Arabnews24.ca:Wednesday 28 September 2022 10:14 AM: This First Person column is written by Amanda Robb, an American journalist who worked on the CBC Podcast, Someone Knows Something: The Abortion Wars. For more information about CBC's First Person stories, please see the FAQ.
If you are white and middle class, there are a lot of things you take for granted as an American citizen.
At least I have.
Perhaps chief among them is the feeling you and your family are safe. Even on Oct. 23, 1998, I didn't lose that feeling. That evening, in Amherst, N.Y., an anti-abortion extremist slipped into the woods behind the home of my uncle Bart — an obstetrician-gynecologist who, in addition to delivering babies, performed abortions. The extremist had a semi-automatic assault rifle with him. Around 10 p.m., my uncle and his wife returned from synagogue services. In their kitchen, Bart put some soup in the microwave. While it was heating, he talked to his sons in the adjacent den where they were watching a Buffalo Sabres hockey game. The extremist fired his rifle. Inside my uncle's home, there was a ping and a small hole where the window glass shattered. Months later, Bart's wife Lynne told me what happened next.
"I think I've been shot," Bart said. "Don't be ridiculous," she told me she said. But it was too late. A bullet had already ripped through my uncle's body. He bled to death in seconds in front of his wife and children, then ages seven through 15.
I was 32 at the time, and shocked that America's abortion wars and gun culture had taken a member of my family.
But I didn't think anyone or anything was coming for the rest of us. As strange and even stupid as it may seem, the truth is that my feeling of safety (for myself and my remaining family) endured through too many school shootings, mass shootings, climate change disasters, the insurrection at the U.S. Capitol and terrorist attacks including 9/11.
Then came June 23 and 24, 2022 — two dates that will always stand out in memory for me.
On June 23, the U.S. Supreme Court ruled that a New York state law that had required residents to "demonstrate a special need for self-protection" in order to carry a firearm in public places was unconstitutional. Thanks to the Second Amendment to our constitution, we Americans have "the right to keep and bear arms." Furthermore, the justices said, there is no reason to exclude the "island of Manhattan simply because it is crowded."
My husband, daughter and I live in Manhattan. It's an island in the middle of the Hudson River, and it is less than 60 square kilometres. On a typical weekday, there are four million people here. That's an average of 66,666 people per square kilometre. Before the Supreme Court struck down that New York law, 32 per cent of Americans owned guns. So, I now must assume that in every square kilometre of my hometown an average of at least 21,333 people have guns.
Would you feel safe?
The next day, the same court struck down Roe v. Wade, the 1973 decision that gave all American women the right to abortion.
This has already profoundly affected U.S. women and girls. In the three months that have passed since the court issued that decision, at least 14 states have banned abortion and one has imposed a ban at six weeks in pregnancy, before many people know they're pregnant.
I'll cite only two cases of what has happened since. A 10-year-old rape victim in Ohio had to travel to Indiana to obtain an abortion. In Texas, a woman who was in severe pain and bleeding during a miscarriage was denied care. Hospital staff told her to come back when she was bleeding more profusely — specifically, filling a diaper with blood every hour."
Would you feel safe?
I don't. And I live in mortal terror for what could happen to my 22-year-old daughter.
I've spent the last three years working for the CBC on the podcast Someone Knows Something: The Abortion Wars. It's been one of the best work experiences of my life.
WATCH | Amanda Robb met her uncle's killer
After these two U.S. Supreme Court decisions, I decided I didn't just want to work for Canadians; I wanted to be Canadian.

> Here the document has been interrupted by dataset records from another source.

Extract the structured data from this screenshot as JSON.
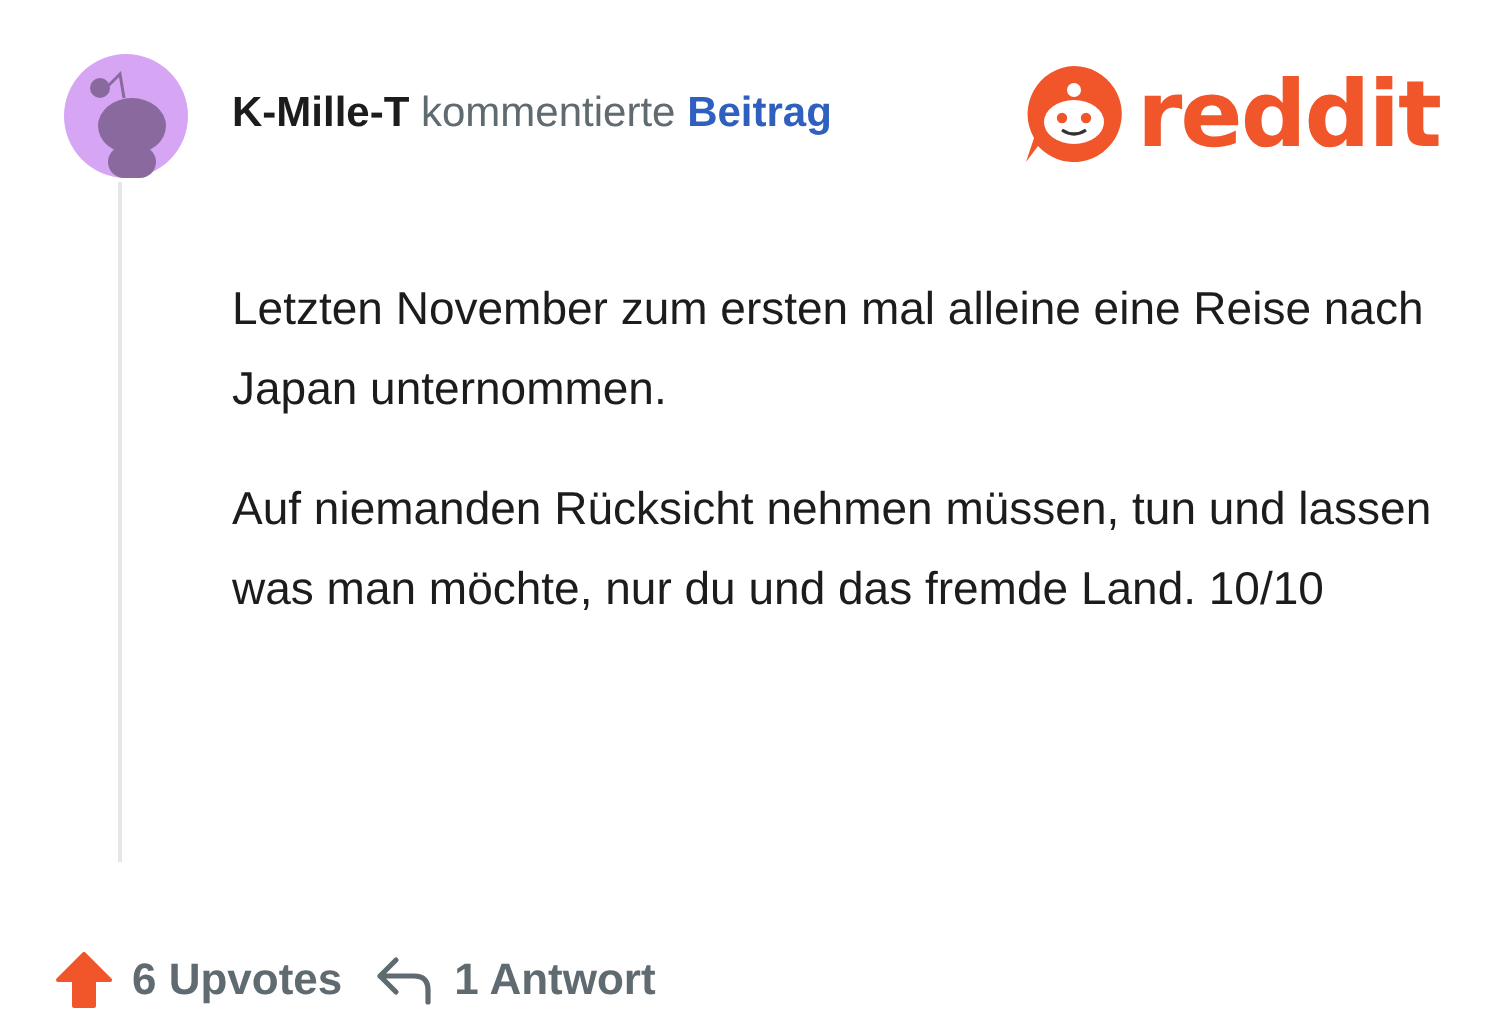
{
  "comment": {
    "author": "K-Mille-T",
    "action": "kommentierte",
    "target": "Beitrag"
  },
  "logo": {
    "text": "reddit"
  },
  "paragraphs": [
    "Letzten November zum ersten mal alleine eine Reise nach Japan unternommen.",
    "Auf niemanden Rücksicht nehmen müssen, tun und lassen was man möchte, nur du und das fremde Land. 10/10"
  ],
  "footer": {
    "upvotes": "6 Upvotes",
    "upvoted": true,
    "replies": "1 Antwort"
  }
}
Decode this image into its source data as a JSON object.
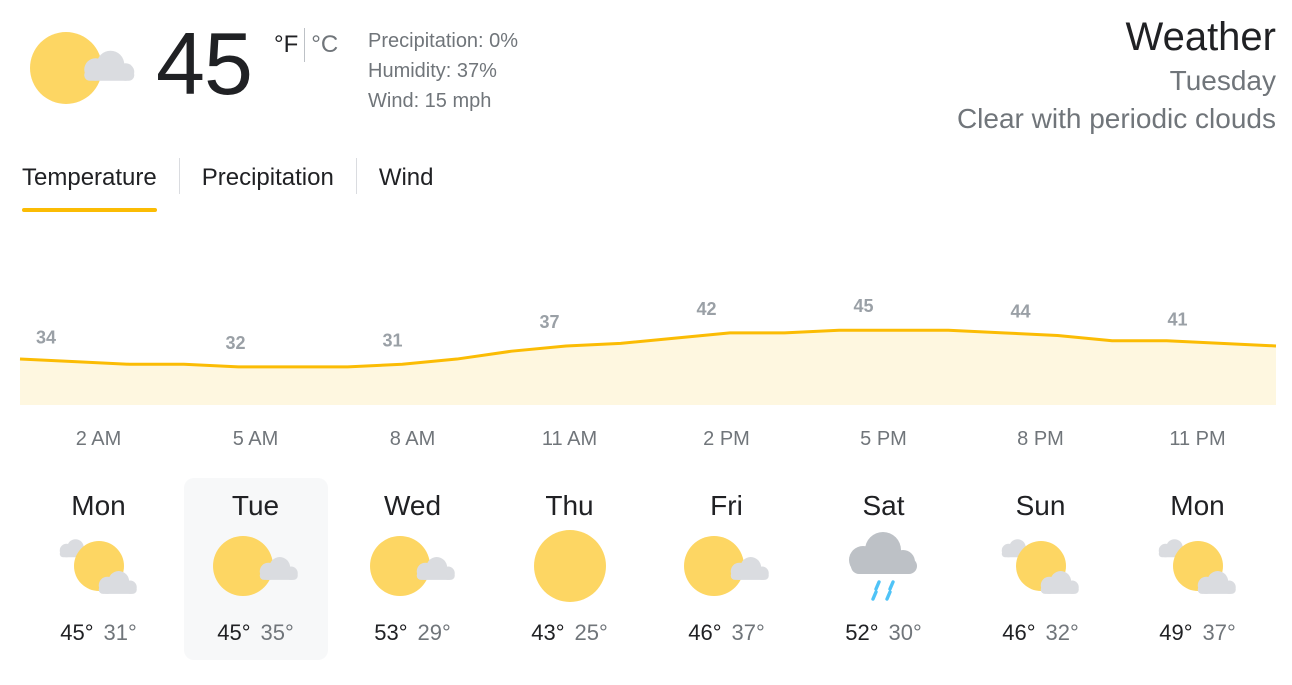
{
  "current": {
    "icon": "partly-sunny-icon",
    "temperature": "45",
    "unit_f": "°F",
    "unit_c": "°C",
    "precipitation": "Precipitation: 0%",
    "humidity": "Humidity: 37%",
    "wind": "Wind: 15 mph"
  },
  "header": {
    "title": "Weather",
    "day": "Tuesday",
    "condition": "Clear with periodic clouds"
  },
  "tabs": [
    {
      "label": "Temperature",
      "active": true
    },
    {
      "label": "Precipitation",
      "active": false
    },
    {
      "label": "Wind",
      "active": false
    }
  ],
  "chart_data": {
    "type": "area",
    "x": [
      "2 AM",
      "5 AM",
      "8 AM",
      "11 AM",
      "2 PM",
      "5 PM",
      "8 PM",
      "11 PM"
    ],
    "values": [
      34,
      32,
      31,
      37,
      42,
      45,
      44,
      41
    ],
    "curve": [
      34,
      33,
      32,
      32,
      31,
      31,
      31,
      32,
      34,
      37,
      39,
      40,
      42,
      44,
      44,
      45,
      45,
      45,
      44,
      43,
      41,
      41,
      40,
      39
    ],
    "line_color": "#fbbc04",
    "fill_color": "#fef7e0"
  },
  "forecast": [
    {
      "day": "Mon",
      "icon": "mostly-cloudy-sun-icon",
      "high": "45°",
      "low": "31°",
      "selected": false
    },
    {
      "day": "Tue",
      "icon": "partly-sunny-icon",
      "high": "45°",
      "low": "35°",
      "selected": true
    },
    {
      "day": "Wed",
      "icon": "partly-sunny-icon",
      "high": "53°",
      "low": "29°",
      "selected": false
    },
    {
      "day": "Thu",
      "icon": "sunny-icon",
      "high": "43°",
      "low": "25°",
      "selected": false
    },
    {
      "day": "Fri",
      "icon": "partly-sunny-icon",
      "high": "46°",
      "low": "37°",
      "selected": false
    },
    {
      "day": "Sat",
      "icon": "rain-icon",
      "high": "52°",
      "low": "30°",
      "selected": false
    },
    {
      "day": "Sun",
      "icon": "mostly-cloudy-sun-icon",
      "high": "46°",
      "low": "32°",
      "selected": false
    },
    {
      "day": "Mon",
      "icon": "mostly-cloudy-sun-icon",
      "high": "49°",
      "low": "37°",
      "selected": false
    }
  ],
  "colors": {
    "sun": "#fdd663",
    "cloud": "#dadce0",
    "rain": "#4fc3f7",
    "accent": "#fbbc04"
  }
}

Why? Among my top reasons: Per capita, the United States has about 3.5 times as many gun holdings as Canada, and a rate of homicides by gun that is approximately eight times higher. Also, abortion has been legal in Canada since 1988, when the Supreme Court decided in R. v. Morgentaler that a law that criminalized abortion was unconstitutional.
My uncle Bart moved to suburban Buffalo, less than 25 kilometres from the Canadian border when I was 12. My mother, sister and I visited there every summer afterward until he was killed. Almost always, we'd take a day trip into Ontario.
I loved the country from a young age: the pristine scenery, the towns that look European, the cities that looked futuristic, poutine, maple everything and even the way people there pronounce "about" as "aboot" to my American ears. My paternal grandmother was a proud Manitoban, and I hoped that this was enough to allow me to claim Canadian citizenship.
It used to be.
But the Canadian Citizenship Act was changed in 2009. Today, you need a Canadian parent to qualify for citizenship and other routes to citizenship have their own challenges. My elderly mother-in-law can't be moved easily, so as much as my family wants to apply for permanent residency in Canada, we will continue to live in New York. So, for now, I have to stay in the U.S., in the "safety" of my own home, scared to death.